On Tuesday, 25-year-old Brian Sliker probably thought he'd got away with over $500 in cross country ski clothing as he left Alaska Mountaineering & Hiking with the gear underneath his clothes. Before he got away, two employees stopped him in the parking lot. Then it turned violent. Sliker struck an employee and slashed the other in the hand. The employees called the police and restrained Sliker until police arrived. He could have faced a misdemeanor, but his violent outburst has him facing first-degree robbery and bail set at $25,000. "Basically what he did was turned a shoplifting situation - which could have even been a misdemeanor shoplift - he turned that into a felony, and a major felony at that," said Anchorage Police Department's Lieutenant Dave Parker.
Two other suspects faced similar serious charges that started when 28-year-old Megan Allen put four Kindle Fire tablets in her purse at Best Buy. She and Joseph Wingate attempted to leave the store, Best Buy employees approached them. Allen told the employees she had pepper spray and a gun. Best Buy let them go and called police.
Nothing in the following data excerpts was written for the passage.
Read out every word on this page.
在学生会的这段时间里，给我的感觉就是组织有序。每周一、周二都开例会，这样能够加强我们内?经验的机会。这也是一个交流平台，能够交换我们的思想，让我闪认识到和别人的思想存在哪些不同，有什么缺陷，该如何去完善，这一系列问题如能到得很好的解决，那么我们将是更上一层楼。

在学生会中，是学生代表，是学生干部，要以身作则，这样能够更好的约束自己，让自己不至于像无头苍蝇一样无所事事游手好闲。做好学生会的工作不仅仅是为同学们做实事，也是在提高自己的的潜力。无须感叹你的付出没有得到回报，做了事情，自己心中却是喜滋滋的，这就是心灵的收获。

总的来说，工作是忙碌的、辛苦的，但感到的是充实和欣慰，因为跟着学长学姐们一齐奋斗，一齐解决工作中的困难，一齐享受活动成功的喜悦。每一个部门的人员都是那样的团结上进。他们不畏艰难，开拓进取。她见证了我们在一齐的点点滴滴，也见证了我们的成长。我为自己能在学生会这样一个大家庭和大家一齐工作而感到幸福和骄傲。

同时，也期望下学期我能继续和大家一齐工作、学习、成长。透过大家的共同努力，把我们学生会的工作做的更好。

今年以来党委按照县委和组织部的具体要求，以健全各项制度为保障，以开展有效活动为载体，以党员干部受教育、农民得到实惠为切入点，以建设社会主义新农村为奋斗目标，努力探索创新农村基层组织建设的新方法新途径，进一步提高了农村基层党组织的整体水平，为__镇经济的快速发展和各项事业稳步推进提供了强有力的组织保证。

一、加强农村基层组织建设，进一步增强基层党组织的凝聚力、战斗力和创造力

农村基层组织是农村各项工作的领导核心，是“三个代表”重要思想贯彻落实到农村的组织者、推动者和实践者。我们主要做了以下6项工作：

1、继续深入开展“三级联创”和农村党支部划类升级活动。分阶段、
Police tried to pull over the '96 Suzuki four-door near Muldoon Road and the Glenn Highway. The driver, Wingate, refused to pull over, so police spiked his tires near East Sixth and Muldoon. This still didn't stop him, so police used driving manuevers to stop the vehicle. Wingate's door was pinned when they finally stopped near 15th and Muldoon. Edwards tried to escape but was stopped by an officer on foot.
They face robbery charges along with resisting arrest and Wingate is charged with felony eluding. All three could face 20-year sentences.
It's these unpredictable outbursts that prompted Skinny Raven to tell its employees to pick up the phone. Purchasing Prime Minister John Clark said he tells employees, "call the authorities; we're not going to confront someone and put a employee well being at risk."
It's all in an effort to prevent something that costs retailers and customers every time it happens.